Bir kez daha üstüne basa basa söylüyorum: Din, özellikle laik olmayan özgürlük ve demokrasinin yer verilmediği bir toplumda insanları cahilleştirmenin, cahil insanları yönetmenin en geçerli siyaset aracıdır. Bu tür toplumlarda din soru sordurmaz, sorgulatmaz, şüphe ettirmez, eleştirtmez, düşündürtmez, aklı devre dışı tutarak, insanın iç ve dış âlemini sadece Allah’la ve onun kelamıyla açıklar, insanı yaşadığı duruma biat ettirmek esastır.

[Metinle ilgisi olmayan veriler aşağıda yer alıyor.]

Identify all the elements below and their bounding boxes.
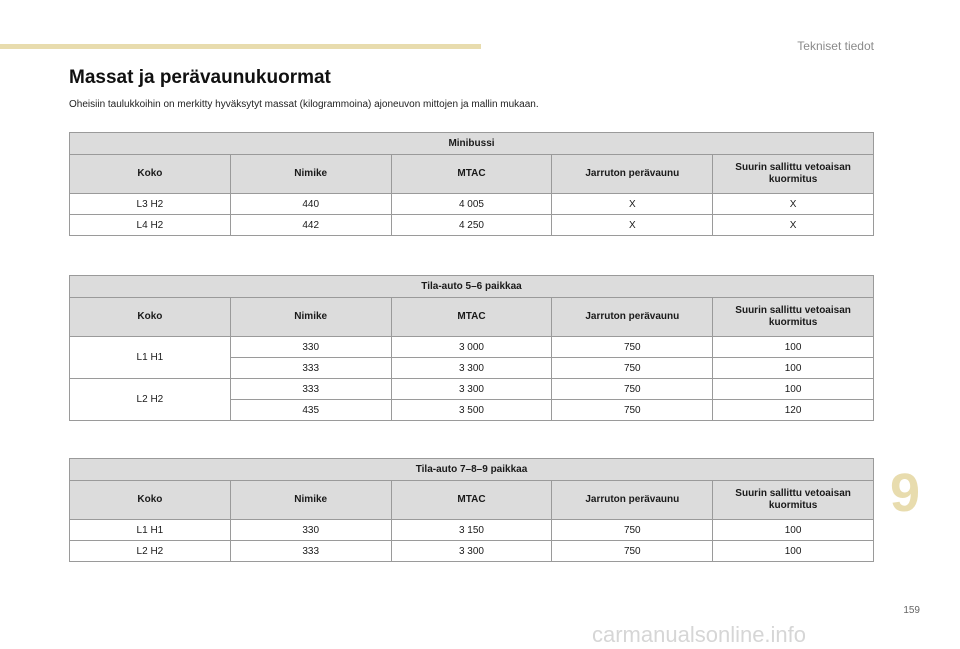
column-header-max-nose-weight: Suurin sallittu vetoaisan kuormitus (713, 481, 874, 520)
column-header-unbraked-trailer: Jarruton perävaunu (552, 298, 713, 337)
column-header-unbraked-trailer: Jarruton perävaunu (552, 155, 713, 194)
table-cell: 330 (230, 520, 391, 541)
table-caption: Minibussi (70, 133, 874, 155)
table-cell: 3 300 (391, 379, 552, 400)
table-row (70, 541, 874, 562)
table-cell: 3 500 (391, 400, 552, 421)
column-header-size: Koko (70, 481, 231, 520)
table-row (70, 337, 874, 358)
table-cell: 120 (713, 400, 874, 421)
table-cell: 100 (713, 379, 874, 400)
table-cell: L2 H2 (70, 541, 231, 562)
column-header-name: Nimike (230, 155, 391, 194)
table-cell: 3 150 (391, 520, 552, 541)
table-cell: 100 (713, 541, 874, 562)
page-title: Massat ja perävaunukuormat (69, 67, 331, 88)
table-row (70, 215, 874, 236)
table-cell: 3 300 (391, 358, 552, 379)
column-header-name: Nimike (230, 481, 391, 520)
table-cell: 750 (552, 520, 713, 541)
table-cell-size: L2 H2 (70, 379, 231, 421)
table-cell: L4 H2 (70, 215, 231, 236)
table-cell: 100 (713, 337, 874, 358)
table-cell: X (552, 215, 713, 236)
column-header-mtac: MTAC (391, 298, 552, 337)
table-caption: Tila-auto 7–8–9 paikkaa (70, 459, 874, 481)
table-cell: 4 250 (391, 215, 552, 236)
page-number: 159 (903, 605, 920, 616)
column-header-unbraked-trailer: Jarruton perävaunu (552, 481, 713, 520)
people-carrier-5-6-table (69, 275, 874, 421)
column-header-max-nose-weight: Suurin sallittu vetoaisan kuormitus (713, 155, 874, 194)
table-row (70, 379, 874, 400)
table-cell: 750 (552, 337, 713, 358)
column-header-mtac: MTAC (391, 155, 552, 194)
table-cell: 3 300 (391, 541, 552, 562)
chapter-number: 9 (890, 463, 921, 523)
table-cell: X (713, 194, 874, 215)
table-cell: X (552, 194, 713, 215)
table-cell: 100 (713, 358, 874, 379)
table-cell: 3 000 (391, 337, 552, 358)
table-cell: 750 (552, 358, 713, 379)
table-cell: 333 (230, 358, 391, 379)
table-cell: 440 (230, 194, 391, 215)
intro-text: Oheisiin taulukkoihin on merkitty hyväksytyt massat (kilogrammoina) ajoneuvon mittojen ja mallin mukaan. (69, 99, 539, 110)
table-row (70, 520, 874, 541)
table-cell-size: L1 H1 (70, 337, 231, 379)
table-cell: 750 (552, 400, 713, 421)
table-caption: Tila-auto 5–6 paikkaa (70, 276, 874, 298)
minibus-table (69, 132, 874, 236)
table-cell: 442 (230, 215, 391, 236)
table-cell: 100 (713, 520, 874, 541)
table-row (70, 194, 874, 215)
table-cell: X (713, 215, 874, 236)
table-cell: 333 (230, 541, 391, 562)
table-cell: 333 (230, 379, 391, 400)
table-cell: L3 H2 (70, 194, 231, 215)
column-header-size: Koko (70, 155, 231, 194)
column-header-size: Koko (70, 298, 231, 337)
table-cell: L1 H1 (70, 520, 231, 541)
table-cell: 330 (230, 337, 391, 358)
table-cell: 4 005 (391, 194, 552, 215)
watermark: carmanualsonline.info (592, 622, 807, 647)
people-carrier-7-8-9-table (69, 458, 874, 562)
top-accent-bar (0, 44, 481, 49)
table-cell: 750 (552, 379, 713, 400)
section-label: Tekniset tiedot (797, 39, 874, 53)
table-cell: 435 (230, 400, 391, 421)
column-header-name: Nimike (230, 298, 391, 337)
column-header-max-nose-weight: Suurin sallittu vetoaisan kuormitus (713, 298, 874, 337)
table-cell: 750 (552, 541, 713, 562)
column-header-mtac: MTAC (391, 481, 552, 520)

Bu görüşümün ‘ateizm’le yani inançsızlıkla hiçbir ilişkisi yoktur, öncelikle bunun altını çizmek isterim. Şundan son derece eminim; eğer ‘inan’ ilk insandan bugüne insan için bir direnme ve mücadele gücü olarak kabul görmüşse, din de bu ‘inan’ın bir ‘izahat’ biçimiyse, bunun insan aklıyla ve vicdanıyla bağdaşık tutmak son derece hakikattir. Laik olmak da bu demektir zaten. Bu tutum, insanın özgürce düşünmesine demokrasiyle birlikte yaşamasına hiçbir engel teşkil etmez, aksine insan yaşamının anlamını realiteye uydurması demektir.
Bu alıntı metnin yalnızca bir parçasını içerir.